Critique de livre : « Mon travail » d'Olga Ravn

Critique de livre : « Mon travail » d’Olga Ravn


Rien ne peut vraiment préparer une nouvelle maman aux premières semaines. L’arrivée d’un bébé peut ressembler à la détonation d’une bombe atomique, balayant toute trace d’une vie autrefois indépendante et sans entraves.

Ce fut le cas de l’écrivaine danoise Olga Ravn, dont le nouveau roman s’inspire de la naissance de son premier enfant. Ravn, qui a souffert de dépression post-partum, a trouvé difficile d’écrire comme elle le faisait avant de devenir parent.

Au début du roman, le narrateur de Ravn est tombé sur une mine de textes (« des pages manuscrites, ainsi qu’un grand nombre de documents sur mon ordinateur, des e-mails qui m’ont été envoyés depuis ma propre adresse e-mail et des notes sur mon téléphone »). , datant apparemment de son époque de nouvelle mère, qu’elle n’a aucun souvenir d’avoir écrit. Elle suggère qu’une autre femme, qu’elle nomme Anna, a écrit ce livre à la place.

Les premières scènes montrent Anna visitant une classe d’accouchement et un acupuncteur. Après la naissance – rendus cliniquement par horodatage – les poèmes d’Anna offrent un aperçu de son isolement.
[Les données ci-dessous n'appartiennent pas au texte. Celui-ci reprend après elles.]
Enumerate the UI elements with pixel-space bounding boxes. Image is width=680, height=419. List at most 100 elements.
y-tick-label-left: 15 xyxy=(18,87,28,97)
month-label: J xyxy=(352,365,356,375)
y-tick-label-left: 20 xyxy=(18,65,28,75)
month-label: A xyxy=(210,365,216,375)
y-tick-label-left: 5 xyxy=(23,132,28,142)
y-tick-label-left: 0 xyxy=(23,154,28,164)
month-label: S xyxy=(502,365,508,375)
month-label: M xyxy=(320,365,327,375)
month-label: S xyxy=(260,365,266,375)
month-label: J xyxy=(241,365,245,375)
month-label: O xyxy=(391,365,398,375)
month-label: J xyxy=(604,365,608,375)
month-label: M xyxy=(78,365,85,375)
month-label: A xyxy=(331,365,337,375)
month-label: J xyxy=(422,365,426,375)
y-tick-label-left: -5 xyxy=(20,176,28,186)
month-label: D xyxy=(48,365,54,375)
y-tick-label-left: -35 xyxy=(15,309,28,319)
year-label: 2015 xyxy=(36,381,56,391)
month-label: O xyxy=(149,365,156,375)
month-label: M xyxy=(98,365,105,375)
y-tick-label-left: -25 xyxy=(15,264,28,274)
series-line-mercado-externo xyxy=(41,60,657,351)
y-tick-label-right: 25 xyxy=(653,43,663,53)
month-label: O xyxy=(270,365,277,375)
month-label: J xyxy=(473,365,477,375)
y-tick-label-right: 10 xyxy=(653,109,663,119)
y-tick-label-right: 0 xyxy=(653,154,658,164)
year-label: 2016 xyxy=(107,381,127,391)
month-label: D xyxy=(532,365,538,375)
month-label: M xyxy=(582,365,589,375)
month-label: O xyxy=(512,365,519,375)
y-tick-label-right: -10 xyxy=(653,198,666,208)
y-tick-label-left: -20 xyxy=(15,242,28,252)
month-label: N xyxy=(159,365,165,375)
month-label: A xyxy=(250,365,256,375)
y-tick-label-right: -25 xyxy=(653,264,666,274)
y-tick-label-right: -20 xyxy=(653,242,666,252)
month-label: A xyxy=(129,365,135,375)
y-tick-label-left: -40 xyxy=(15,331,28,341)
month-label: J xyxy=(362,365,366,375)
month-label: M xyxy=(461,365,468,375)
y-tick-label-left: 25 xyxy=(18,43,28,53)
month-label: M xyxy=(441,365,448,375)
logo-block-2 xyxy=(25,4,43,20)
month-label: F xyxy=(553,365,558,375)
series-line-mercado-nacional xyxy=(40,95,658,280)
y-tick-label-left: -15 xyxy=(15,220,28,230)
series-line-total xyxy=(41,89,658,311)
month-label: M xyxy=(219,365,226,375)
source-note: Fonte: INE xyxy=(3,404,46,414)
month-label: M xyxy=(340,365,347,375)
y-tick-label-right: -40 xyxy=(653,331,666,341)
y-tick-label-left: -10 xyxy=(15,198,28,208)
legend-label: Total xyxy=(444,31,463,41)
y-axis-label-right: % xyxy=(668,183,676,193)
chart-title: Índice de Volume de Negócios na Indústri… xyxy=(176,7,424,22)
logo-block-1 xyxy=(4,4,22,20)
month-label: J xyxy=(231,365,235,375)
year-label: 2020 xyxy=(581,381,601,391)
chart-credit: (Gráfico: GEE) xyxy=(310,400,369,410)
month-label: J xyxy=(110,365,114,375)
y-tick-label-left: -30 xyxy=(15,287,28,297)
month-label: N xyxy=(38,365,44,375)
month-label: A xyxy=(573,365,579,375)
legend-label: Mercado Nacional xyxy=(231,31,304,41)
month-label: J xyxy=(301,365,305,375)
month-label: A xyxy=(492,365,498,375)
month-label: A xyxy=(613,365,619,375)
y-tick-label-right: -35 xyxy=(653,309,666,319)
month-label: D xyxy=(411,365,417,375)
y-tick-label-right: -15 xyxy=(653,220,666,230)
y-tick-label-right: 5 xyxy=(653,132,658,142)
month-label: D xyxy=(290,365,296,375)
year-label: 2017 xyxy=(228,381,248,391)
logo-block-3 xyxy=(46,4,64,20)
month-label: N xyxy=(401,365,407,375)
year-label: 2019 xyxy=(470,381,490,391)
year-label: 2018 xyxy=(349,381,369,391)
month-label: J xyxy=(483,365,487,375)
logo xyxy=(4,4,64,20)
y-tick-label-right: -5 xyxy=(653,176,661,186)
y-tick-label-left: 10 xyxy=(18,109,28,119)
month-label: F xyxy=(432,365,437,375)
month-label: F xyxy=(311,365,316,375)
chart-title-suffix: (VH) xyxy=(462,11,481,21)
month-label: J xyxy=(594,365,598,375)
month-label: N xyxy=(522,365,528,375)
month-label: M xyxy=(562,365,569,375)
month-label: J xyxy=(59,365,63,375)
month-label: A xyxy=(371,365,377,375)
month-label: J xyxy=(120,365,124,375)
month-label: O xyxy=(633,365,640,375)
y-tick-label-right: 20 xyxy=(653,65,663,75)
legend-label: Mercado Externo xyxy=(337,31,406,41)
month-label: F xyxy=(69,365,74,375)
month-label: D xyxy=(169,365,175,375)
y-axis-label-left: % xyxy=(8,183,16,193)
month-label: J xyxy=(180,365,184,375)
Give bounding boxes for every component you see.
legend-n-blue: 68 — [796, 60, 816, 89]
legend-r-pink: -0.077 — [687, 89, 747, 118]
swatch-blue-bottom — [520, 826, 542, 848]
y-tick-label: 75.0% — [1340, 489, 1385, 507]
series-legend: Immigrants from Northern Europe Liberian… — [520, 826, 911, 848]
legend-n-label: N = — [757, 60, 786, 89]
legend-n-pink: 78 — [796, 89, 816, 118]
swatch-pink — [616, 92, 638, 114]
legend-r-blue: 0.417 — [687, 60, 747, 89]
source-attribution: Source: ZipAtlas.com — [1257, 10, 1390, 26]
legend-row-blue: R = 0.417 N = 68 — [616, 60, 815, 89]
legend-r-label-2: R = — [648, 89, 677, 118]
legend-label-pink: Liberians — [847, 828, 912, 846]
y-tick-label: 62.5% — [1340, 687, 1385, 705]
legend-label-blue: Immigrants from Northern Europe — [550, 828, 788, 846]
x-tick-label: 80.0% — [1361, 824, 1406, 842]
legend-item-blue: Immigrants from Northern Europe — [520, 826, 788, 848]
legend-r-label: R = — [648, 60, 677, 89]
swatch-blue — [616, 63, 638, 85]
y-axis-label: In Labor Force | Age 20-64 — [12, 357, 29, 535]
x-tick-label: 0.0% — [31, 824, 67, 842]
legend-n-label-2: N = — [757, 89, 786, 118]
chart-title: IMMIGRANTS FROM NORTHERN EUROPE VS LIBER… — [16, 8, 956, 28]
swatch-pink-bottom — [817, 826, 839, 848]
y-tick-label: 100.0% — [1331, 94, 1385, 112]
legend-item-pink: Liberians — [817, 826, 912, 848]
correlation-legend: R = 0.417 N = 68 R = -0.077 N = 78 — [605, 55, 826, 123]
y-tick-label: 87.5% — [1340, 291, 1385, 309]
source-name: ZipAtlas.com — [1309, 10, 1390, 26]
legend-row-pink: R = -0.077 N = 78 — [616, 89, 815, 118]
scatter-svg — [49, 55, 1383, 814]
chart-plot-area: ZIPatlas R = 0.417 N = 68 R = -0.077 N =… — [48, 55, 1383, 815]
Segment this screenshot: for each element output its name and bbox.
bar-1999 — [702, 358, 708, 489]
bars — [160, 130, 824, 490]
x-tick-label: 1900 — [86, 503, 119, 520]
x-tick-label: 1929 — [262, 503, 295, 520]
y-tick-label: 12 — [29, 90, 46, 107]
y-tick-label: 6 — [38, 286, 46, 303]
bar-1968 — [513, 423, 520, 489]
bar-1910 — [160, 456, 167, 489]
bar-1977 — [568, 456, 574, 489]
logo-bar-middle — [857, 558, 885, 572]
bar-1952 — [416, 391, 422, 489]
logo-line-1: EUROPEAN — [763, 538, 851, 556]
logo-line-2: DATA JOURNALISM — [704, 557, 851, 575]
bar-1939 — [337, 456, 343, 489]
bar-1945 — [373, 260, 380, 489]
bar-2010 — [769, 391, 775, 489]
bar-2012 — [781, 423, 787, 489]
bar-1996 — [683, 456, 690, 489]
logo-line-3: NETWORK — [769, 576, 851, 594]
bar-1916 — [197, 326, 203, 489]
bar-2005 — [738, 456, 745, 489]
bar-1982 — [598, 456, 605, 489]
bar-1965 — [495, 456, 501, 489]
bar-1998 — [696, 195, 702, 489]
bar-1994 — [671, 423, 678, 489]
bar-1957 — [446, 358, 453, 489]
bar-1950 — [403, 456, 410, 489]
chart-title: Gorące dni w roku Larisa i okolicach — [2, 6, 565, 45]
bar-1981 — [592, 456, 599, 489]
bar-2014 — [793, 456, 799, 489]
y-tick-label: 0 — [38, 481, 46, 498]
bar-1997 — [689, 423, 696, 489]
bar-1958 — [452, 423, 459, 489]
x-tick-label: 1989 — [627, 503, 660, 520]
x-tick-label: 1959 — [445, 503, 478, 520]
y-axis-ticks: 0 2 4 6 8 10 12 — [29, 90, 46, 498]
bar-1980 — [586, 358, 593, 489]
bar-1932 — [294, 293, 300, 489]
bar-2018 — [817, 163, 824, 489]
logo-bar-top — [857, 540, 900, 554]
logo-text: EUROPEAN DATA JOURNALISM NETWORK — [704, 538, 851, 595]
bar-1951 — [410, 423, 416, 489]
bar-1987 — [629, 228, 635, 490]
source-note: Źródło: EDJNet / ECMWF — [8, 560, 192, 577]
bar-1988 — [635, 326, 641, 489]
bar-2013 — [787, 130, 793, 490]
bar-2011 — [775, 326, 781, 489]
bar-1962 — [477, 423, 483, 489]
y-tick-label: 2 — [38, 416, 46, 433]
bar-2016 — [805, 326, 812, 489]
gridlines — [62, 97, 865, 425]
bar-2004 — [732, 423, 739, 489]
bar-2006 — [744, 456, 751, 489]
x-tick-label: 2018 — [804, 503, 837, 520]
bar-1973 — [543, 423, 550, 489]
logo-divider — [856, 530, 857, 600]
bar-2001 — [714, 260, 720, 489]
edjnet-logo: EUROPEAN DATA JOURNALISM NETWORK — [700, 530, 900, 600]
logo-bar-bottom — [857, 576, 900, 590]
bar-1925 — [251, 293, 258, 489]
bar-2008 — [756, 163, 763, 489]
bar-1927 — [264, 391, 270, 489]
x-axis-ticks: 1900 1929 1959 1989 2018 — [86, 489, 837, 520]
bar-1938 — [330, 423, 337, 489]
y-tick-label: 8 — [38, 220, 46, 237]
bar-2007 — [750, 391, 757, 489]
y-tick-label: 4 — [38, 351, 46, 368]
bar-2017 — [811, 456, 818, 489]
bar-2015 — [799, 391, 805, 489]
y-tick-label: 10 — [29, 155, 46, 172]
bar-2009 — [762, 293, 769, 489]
Le narrateur commence à commenter la vie d’Anna ; la fictive Anna commence à s’occuper de l’enfant du narrateur et à parler au mari du narrateur sous le regard du narrateur.

Le temps n’est pas linéaire. Le roman est fragmentaire : les passages qualifiés de « débuts » ou de « suites » sont accompagnés d’éclats d’écriture de journal. Il y a aussi des notes de séances de thérapie, des dossiers médicaux, de courts croquis de dialogue et des morceaux d’histoire littéraire.

Ce collage pourrait être frustrant – une évasion élégante de l’intrigue ou du personnage. Au lieu de cela, c’est tout à fait vrai, capturant la désorientation écrasante de la maternité précoce. Comme Ravn l’illustre, quelques minutes après une naissance peuvent sembler une éternité. Un nouveau-né adhère à son propre horaire ingouvernable. La mémoire elle-même devient kaléidoscopique, disproportionnée, volatile.

Le précédent roman de Ravn, « The Employees », était une œuvre fascinante de science-fiction présélectionnée pour l’International Man Booker Prize 2021. Dans les deux livres, elle tire habilement sur les fils de la réalité, déformant subtilement les événements pour révéler des vérités cachées et disloquées.

Alors qu’Anna commence à entrer dans sa vie, le narrateur observe sa propre existence de loin avec ambivalence, voire aliénation. Anna serait-elle plus heureuse que moi dans cette vie, se demande-t-elle ? Les dossiers médicaux et les entrées du journal contribuent tous à un profond sentiment de dissociation – un symptôme courant de la dépression post-partum, dans lequel les mères décrivent souvent ne ressentir aucun lien avec leur enfant.

Il y a des moments où « Mon travail » est long et inutilement répétitif. Mais ce sont des défauts pardonnables, étant donné la rare habileté avec laquelle Ravn dramatise l’agitation psychique de la maternité.

J’écris ceci alors que j’allaite mon deuxième enfant, qui n’a que 8 semaines. Comme Anna, j’ai dû écrire par à-coups, revenir constamment en arrière dans le texte pour revérifier mon travail – et éventuellement demander une prolongation à mon éditeur.

Mon fils a deux parents, mais je suis le seul à l’avoir porté jusqu’à la naissance. Seulement, je l’allaite. C’est à la fois la joie et le fardeau de devenir mère ; cela n’est pas propice au travail isolé d’écriture. Le narrateur de Ravn est constamment frappé par le fait que la responsabilité maternelle « m’empêche d’écrire un mot de peur que l’écriture détourne non seulement mon attention de l’enfant, mais de tout mon être ».

Depuis qu’elle s’est remise de son expérience, Ravn a consacré du temps à militer « pour faire progresser les droits des personnes qui accouchent ». Au Danemark, pays natal de Ravn, les parents ont droit à 52 semaines de congé payé au total, et une mère peut arrêter de travailler quatre semaines avant l’accouchement prévu. Aux États-Unis, les mères qui travaillent n’ont droit à rien.

Au début du roman, le narrateur de Ravn protège le texte (« il y a de la folie ici et de la chair exposée ») et estime qu’il ne devrait être lu que par celles qui sont enceintes ou qui élèvent de jeunes enfants. Je ne suis pas d’accord. Il devrait être lu par tout le monde.